W momencie, gdy reprezentację Polski kobiet prowadził Jacek Nawrocki, pozytywów nie było zbyt wiele. Oprócz słabych wyników, nie brakowało także konfliktów. Trzeba było dokonać więc zmian, by zespół ten mógł się odbudować. I takowe na szczęście przyszły.
Nawrocki został zwolniony, by później trafić do Cerrad Enea Czarnych Radom. Z zespołem tym nie zwojował PlusLigi, a gdyby tego było mało, również pożegnał się z posadą. Tym samym spora już część osób poznała się na tym szkoleniowcu.

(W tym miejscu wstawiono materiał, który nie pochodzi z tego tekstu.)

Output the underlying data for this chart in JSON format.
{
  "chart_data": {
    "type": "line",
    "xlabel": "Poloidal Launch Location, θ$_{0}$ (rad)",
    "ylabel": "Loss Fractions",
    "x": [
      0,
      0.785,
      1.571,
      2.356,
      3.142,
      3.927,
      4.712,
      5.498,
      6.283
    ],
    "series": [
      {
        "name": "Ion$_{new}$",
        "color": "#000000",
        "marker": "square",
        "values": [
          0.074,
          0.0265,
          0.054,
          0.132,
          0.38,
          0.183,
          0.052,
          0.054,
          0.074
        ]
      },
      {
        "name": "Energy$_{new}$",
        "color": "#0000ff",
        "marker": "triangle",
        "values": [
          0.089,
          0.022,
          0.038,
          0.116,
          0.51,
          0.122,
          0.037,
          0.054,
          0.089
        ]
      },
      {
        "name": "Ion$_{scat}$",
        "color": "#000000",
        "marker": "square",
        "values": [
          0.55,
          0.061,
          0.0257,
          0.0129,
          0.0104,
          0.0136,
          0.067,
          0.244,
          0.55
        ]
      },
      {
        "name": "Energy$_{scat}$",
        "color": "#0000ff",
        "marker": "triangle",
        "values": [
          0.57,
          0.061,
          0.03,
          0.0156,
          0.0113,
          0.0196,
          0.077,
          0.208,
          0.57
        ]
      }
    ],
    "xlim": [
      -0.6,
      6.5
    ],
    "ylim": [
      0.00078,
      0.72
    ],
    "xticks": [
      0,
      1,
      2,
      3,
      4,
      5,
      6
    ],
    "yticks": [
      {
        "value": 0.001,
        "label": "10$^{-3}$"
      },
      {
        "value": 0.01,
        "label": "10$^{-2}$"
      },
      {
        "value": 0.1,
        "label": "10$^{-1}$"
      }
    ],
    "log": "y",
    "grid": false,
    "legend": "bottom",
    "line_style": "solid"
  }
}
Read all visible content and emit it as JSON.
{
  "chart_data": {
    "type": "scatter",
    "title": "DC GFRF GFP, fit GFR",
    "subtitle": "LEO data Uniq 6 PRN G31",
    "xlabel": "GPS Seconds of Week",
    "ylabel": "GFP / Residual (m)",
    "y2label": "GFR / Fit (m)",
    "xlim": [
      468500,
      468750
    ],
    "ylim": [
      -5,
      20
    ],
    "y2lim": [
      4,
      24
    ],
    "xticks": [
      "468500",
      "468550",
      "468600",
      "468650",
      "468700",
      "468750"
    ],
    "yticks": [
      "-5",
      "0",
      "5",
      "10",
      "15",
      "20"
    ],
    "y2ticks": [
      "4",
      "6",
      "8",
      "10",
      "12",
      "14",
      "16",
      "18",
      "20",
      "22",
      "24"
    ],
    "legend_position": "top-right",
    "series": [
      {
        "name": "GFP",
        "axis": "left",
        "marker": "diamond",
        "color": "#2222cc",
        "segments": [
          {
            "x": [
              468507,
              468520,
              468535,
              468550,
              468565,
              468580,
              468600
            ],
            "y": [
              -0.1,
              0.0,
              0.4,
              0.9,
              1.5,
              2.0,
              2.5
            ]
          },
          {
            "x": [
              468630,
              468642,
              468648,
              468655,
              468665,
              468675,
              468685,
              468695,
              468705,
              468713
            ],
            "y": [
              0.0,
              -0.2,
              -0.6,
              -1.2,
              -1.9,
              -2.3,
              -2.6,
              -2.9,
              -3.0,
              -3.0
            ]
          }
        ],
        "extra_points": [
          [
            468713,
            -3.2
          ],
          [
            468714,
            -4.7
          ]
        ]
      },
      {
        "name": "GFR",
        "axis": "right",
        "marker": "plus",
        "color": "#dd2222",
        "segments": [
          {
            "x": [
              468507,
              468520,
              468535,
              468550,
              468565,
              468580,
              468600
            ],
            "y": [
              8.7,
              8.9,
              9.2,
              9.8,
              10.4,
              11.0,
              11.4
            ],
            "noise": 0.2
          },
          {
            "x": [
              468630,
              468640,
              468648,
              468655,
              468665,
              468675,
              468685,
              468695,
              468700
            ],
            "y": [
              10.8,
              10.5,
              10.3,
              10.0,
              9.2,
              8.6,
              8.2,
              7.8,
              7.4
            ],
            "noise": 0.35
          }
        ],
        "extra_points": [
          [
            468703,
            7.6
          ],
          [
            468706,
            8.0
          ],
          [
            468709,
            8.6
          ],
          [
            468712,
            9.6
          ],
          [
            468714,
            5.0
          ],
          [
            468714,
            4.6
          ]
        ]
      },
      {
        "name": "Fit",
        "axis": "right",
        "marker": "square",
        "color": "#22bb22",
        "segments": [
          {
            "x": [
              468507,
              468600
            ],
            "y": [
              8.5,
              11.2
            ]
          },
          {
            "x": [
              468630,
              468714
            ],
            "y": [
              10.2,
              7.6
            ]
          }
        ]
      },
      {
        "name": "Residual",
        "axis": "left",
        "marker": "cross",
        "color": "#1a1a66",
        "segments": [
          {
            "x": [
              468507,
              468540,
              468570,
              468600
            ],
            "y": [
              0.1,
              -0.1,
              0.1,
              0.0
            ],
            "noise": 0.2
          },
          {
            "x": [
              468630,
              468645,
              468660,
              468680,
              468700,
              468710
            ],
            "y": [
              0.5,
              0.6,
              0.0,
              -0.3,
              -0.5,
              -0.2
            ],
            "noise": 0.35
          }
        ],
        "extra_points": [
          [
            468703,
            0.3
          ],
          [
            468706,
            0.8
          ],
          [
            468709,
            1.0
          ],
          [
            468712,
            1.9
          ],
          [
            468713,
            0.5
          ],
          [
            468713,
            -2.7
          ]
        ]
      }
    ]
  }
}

Nadzieje wobec naszych siatkarek były spore, gdy okazało się, że obejmie je Włoch Stefano Lavarini. W końcu to bardzo znany szkoleniowiec, które z powodzeniem radzi sobie w rodzimej lidze. Jednak w kadrze Polski nie miał łatwego startu.
Poprzednia Liga Narodów kobiet kompletnie nie poszła naszej myśli. Zajęliśmy odległe 13. miejsce, a gdyby tego było mało, to sensacyjnie przegraliśmy seta z Chinami do… 8. Wielu wówczas postawiło duży znak zapytania przy nazwisku Lavariniego, ale ten szybko znikł.
Na mistrzostwach Europy Biało-Czerwone pokazały się ze znakomitej strony. Tam doszło m.in. do sensacyjnej wygranej naszej kadry z USA. W ćwierćfinale nasze siatkarki poniosły jednak niezasłużoną porażkę z Serbią, która później obroniła tytuł.
W tegorocznej LN reprezentacja Polski kobiet zdołała już przełamać serię z Turcją. Udało nam się po 15 latach pokonać tego rywala, który od dłuższego czasu nam kompletnie nie leżał. Ale pod wodzą Lavariniego, nie ma rywala, z którym nie da się wygrać.
Biorąc pod uwagę, jak obecnie wygląda gra naszych siatkarek, nie pozostaje nam nic innego jak patrzeć na rozwój tej ekipy. W gestii PZPS jest to, by zapewnić im teraz najwyższy komfort pracy, a także zatrzymać szkoleniowca w Polsce na jak najdłuższy czas.